Car-Toons

The cab pulled into my driveway and though I was pleased to see that my night-light was still burning, my car looked funny, and slumped on its haunches. I inspected it and found that the air in my right rear tire had expired. It was1:00 am, and I had just returned from a weeks-long trip; this problem could wait until a different part of the morning. I was going to the IndyFringe Festival with my friend on that day, and I would not be driving.

Paula pulled into my driveway at a little after 9 am and found me sweating from having replaced my flat tire with the “donut.” She left me a bag of food, reminded me of our Fringe schedule, and darted off to work. I re-inflated my tire at a gas — and air — station and returned home to drink my coffee, read the paper and watch “The People’s Court.” (That last will have my eldest child saying, “You’re such an old man, dad.”)

Later, “The Cat Below” kept me company as I replaced his favorite tire, though a little more stand-offish than usual, perhaps due to my long absence. As I plopped the donut and jack and lug nut tightening thingy into the trunk, I felt as competent as my youngest daughter, who once changed that very same tire on a highway in Ohio, in about 5.3 seconds. With me watching.

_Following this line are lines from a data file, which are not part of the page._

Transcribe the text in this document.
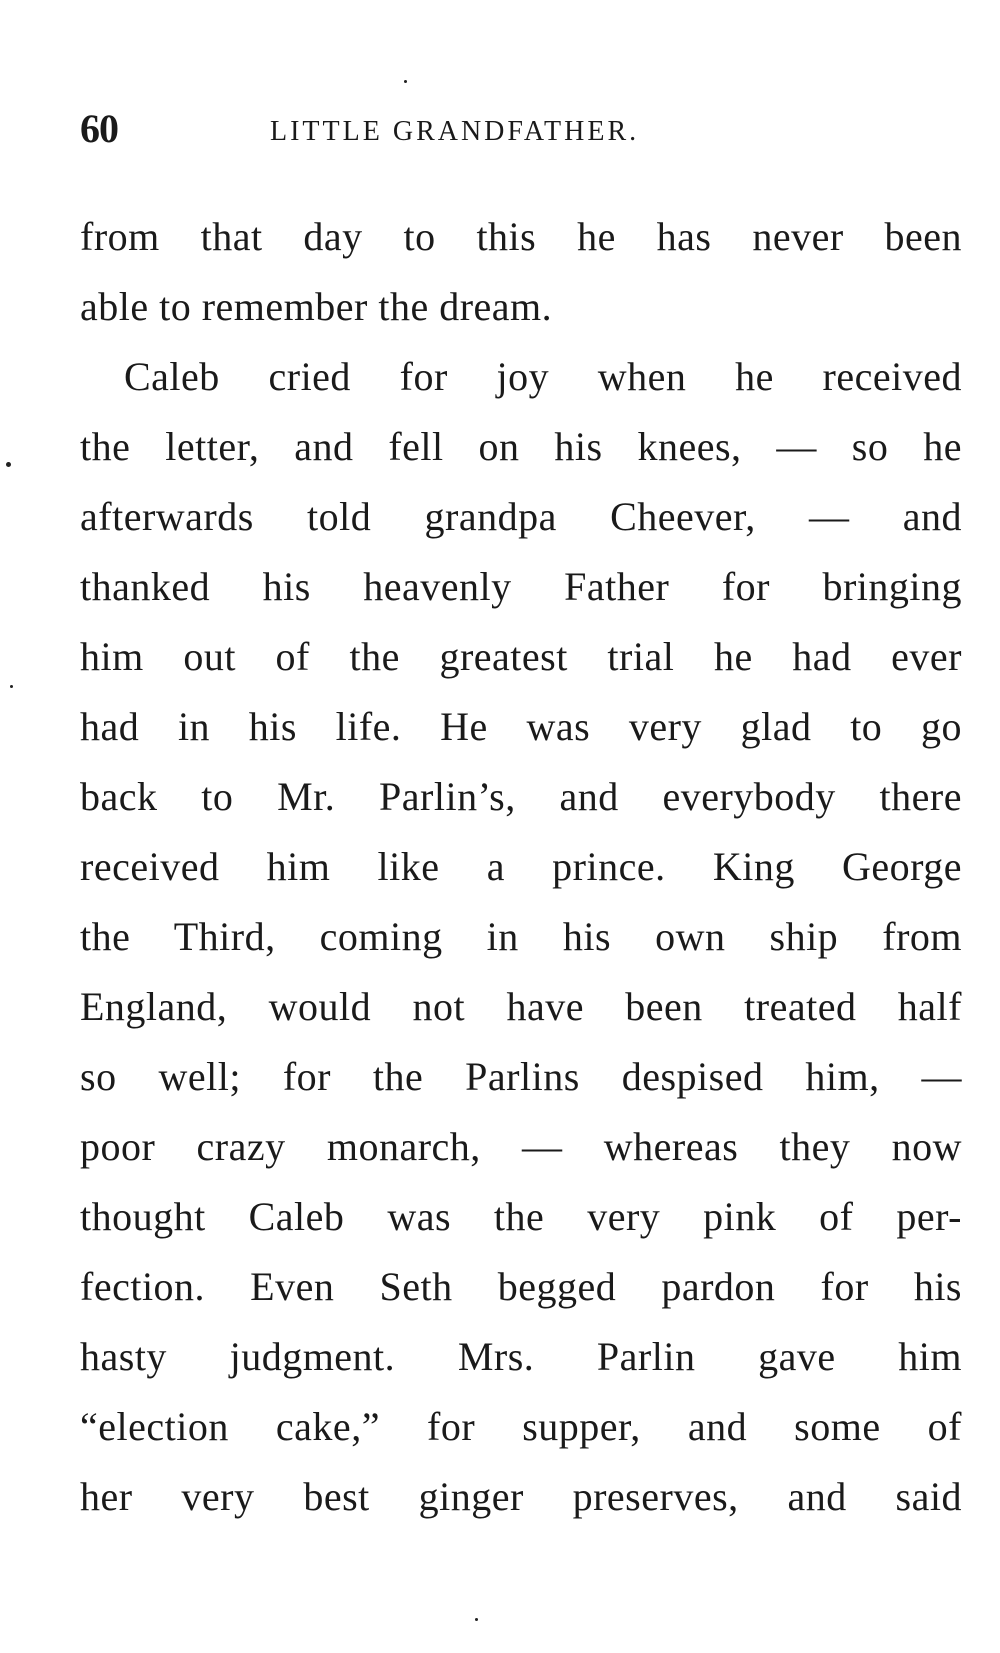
60	LITTLE GRANDFATHER.
from that day to this he has never been
able to remember the dream.
Caleb cried for joy when he received
the letter, and fell on his knees, — so he
afterwards told grandpa Cheever, — and
thanked his heavenly Father for bringing
him out of the greatest trial he had ever
had in his life. He was very glad to go
back to Mr. Parlin’s, and everybody there
received him like a prince. King George
the Third, coming in his own ship from
England, would not have been treated half
so well; for the Parlins despised him, —
poor crazy monarch, — whereas they now
thought Caleb was the very pink of per-
fection. Even Seth begged pardon for his
hasty judgment. Mrs. Parlin gave him
“election cake,” for supper, and some of
her very best ginger preserves, and said
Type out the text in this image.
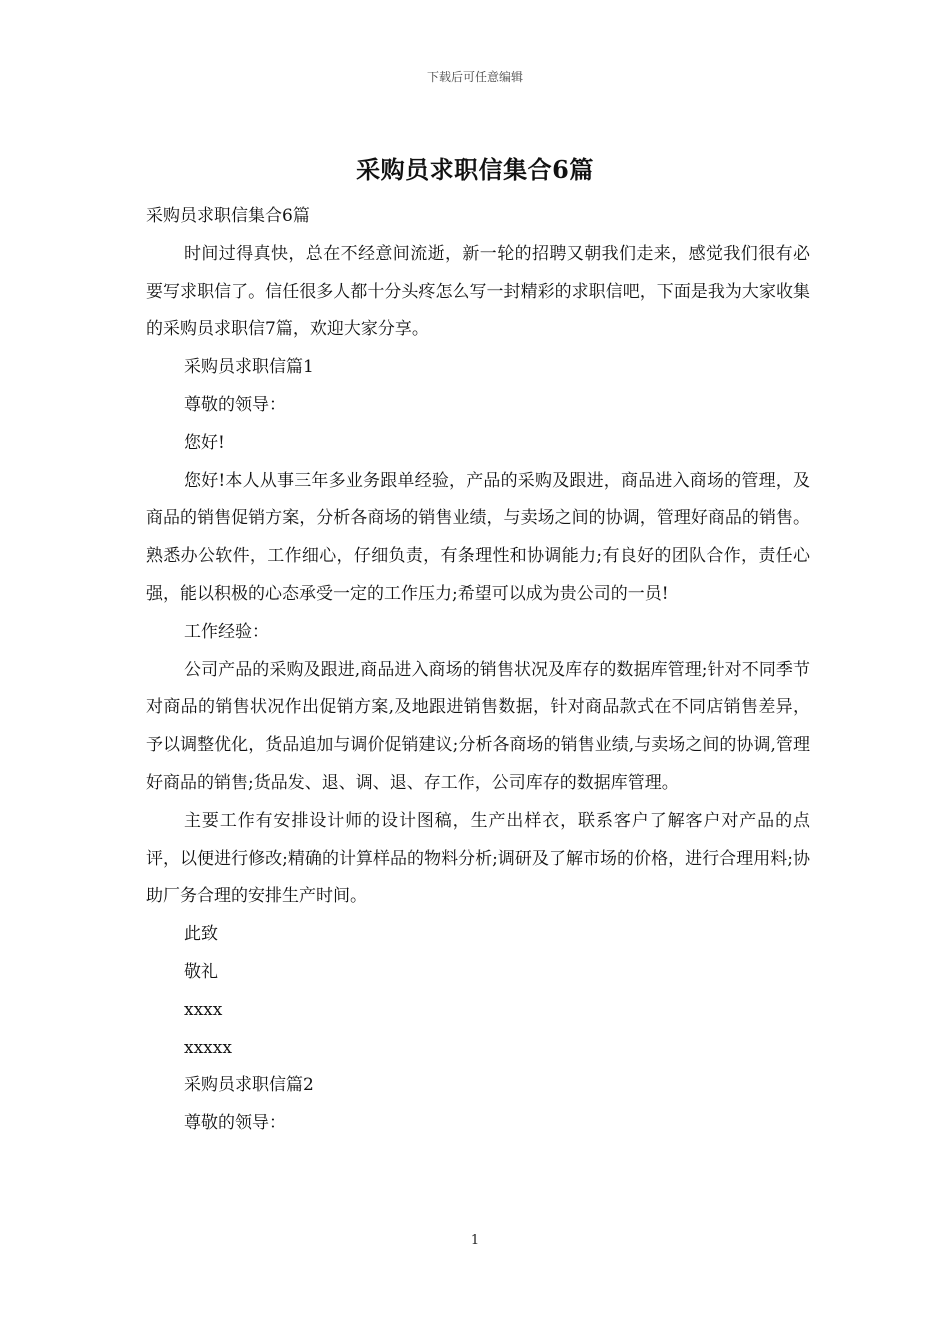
下载后可任意编辑
采购员求职信集合6篇

采购员求职信集合6篇

时间过得真快，总在不经意间流逝，新一轮的招聘又朝我们走来，感觉我们很有必要写求职信了。信任很多人都十分头疼怎么写一封精彩的求职信吧，下面是我为大家收集的采购员求职信7篇，欢迎大家分享。

采购员求职信篇1

尊敬的领导：

您好!

您好!本人从事三年多业务跟单经验，产品的采购及跟进，商品进入商场的管理，及商品的销售促销方案，分析各商场的销售业绩，与卖场之间的协调，管理好商品的销售。熟悉办公软件，工作细心，仔细负责，有条理性和协调能力;有良好的团队合作，责任心强，能以积极的心态承受一定的工作压力;希望可以成为贵公司的一员!

工作经验：

公司产品的采购及跟进,商品进入商场的销售状况及库存的数据库管理;针对不同季节对商品的销售状况作出促销方案,及地跟进销售数据，针对商品款式在不同店销售差异，予以调整优化，货品追加与调价促销建议;分析各商场的销售业绩,与卖场之间的协调,管理好商品的销售;货品发、退、调、退、存工作，公司库存的数据库管理。

主要工作有安排设计师的设计图稿，生产出样衣，联系客户了解客户对产品的点评，以便进行修改;精确的计算样品的物料分析;调研及了解市场的价格，进行合理用料;协助厂务合理的安排生产时间。

此致

敬礼

xxxx

xxxxx

采购员求职信篇2

尊敬的领导：

1
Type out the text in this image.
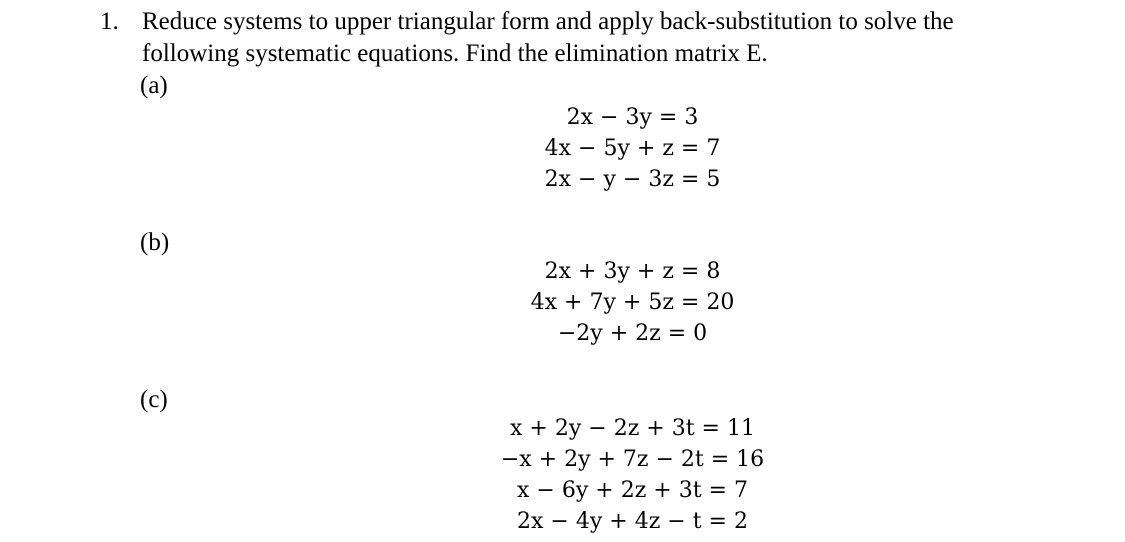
1. Reduce systems to upper triangular form and apply back-substitution to solve the
following systematic equations. Find the elimination matrix E.
(a)
2x − 3y = 3
4x − 5y + z = 7
2x − y − 3z = 5
(b)
2x + 3y + z = 8
4x + 7y + 5z = 20
−2y + 2z = 0
(c)
x + 2y − 2z + 3t = 11
−x + 2y + 7z − 2t = 16
x − 6y + 2z + 3t = 7
2x − 4y + 4z − t = 2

I know nothing about cars. It is all magic to me. When I turn the key and the engine does magical stuff, I pull the lever from “P” down the lane to “D,” press the magic petal and more magic happens. When my car stopped running one December day, I did not try to move it until the following June, when my friend James waved his magic wrench over it and pronounced it cured. Nothing about my man/car relationship is normal, easy and natural (discounting the radio and CD player: I got that.) But two days after I jacked the car back onto the newly-fattened tire, I decided to drive to the grocery store. A “whoppity-clunkity” sound soon made me turn down the volume on the CD and listen to my car. I pulled to the side of the road and walked my car, hoping that something would scream at me: “HEY! I’m hurt!” I noticed the four lug-nuts on the right rear wheel and thought, “Pretty sure I had five of those.” I had replaced the newly inflated tire without tightening the lug nuts.

Every man – and my daughter – would have done something different, but I touched the loose lug nuts and decided to limp back home. As my car crept along a side street, the whoppity/clunk became more insistent. I stopped, inspected the wheel and found that, where once there were five, there were now three lug nuts. A bolt of genius hit me, and I jacked up the car and tightened the remaining three luggos. Then I went “Sherlock:” Where was I when I first noticed the whoppity/clunk? And where was I when the whoppity/clunk went nuclear?

Every driving person in this nation has breezed past the debris of angry and wounded cars: fenders, tires, headlights, hubcaps, wiper blades, lug nuts. Who stops to gather the detritus of mobile America? A desperate car-boob like me, who was granted a giggling grace from the car-gods. I retraced my driving path to the store and found both of my cast-off lug nuts. They are now on my wheel, my wheel is on my car and game, set and match, Tony Stewart. Or, whomever.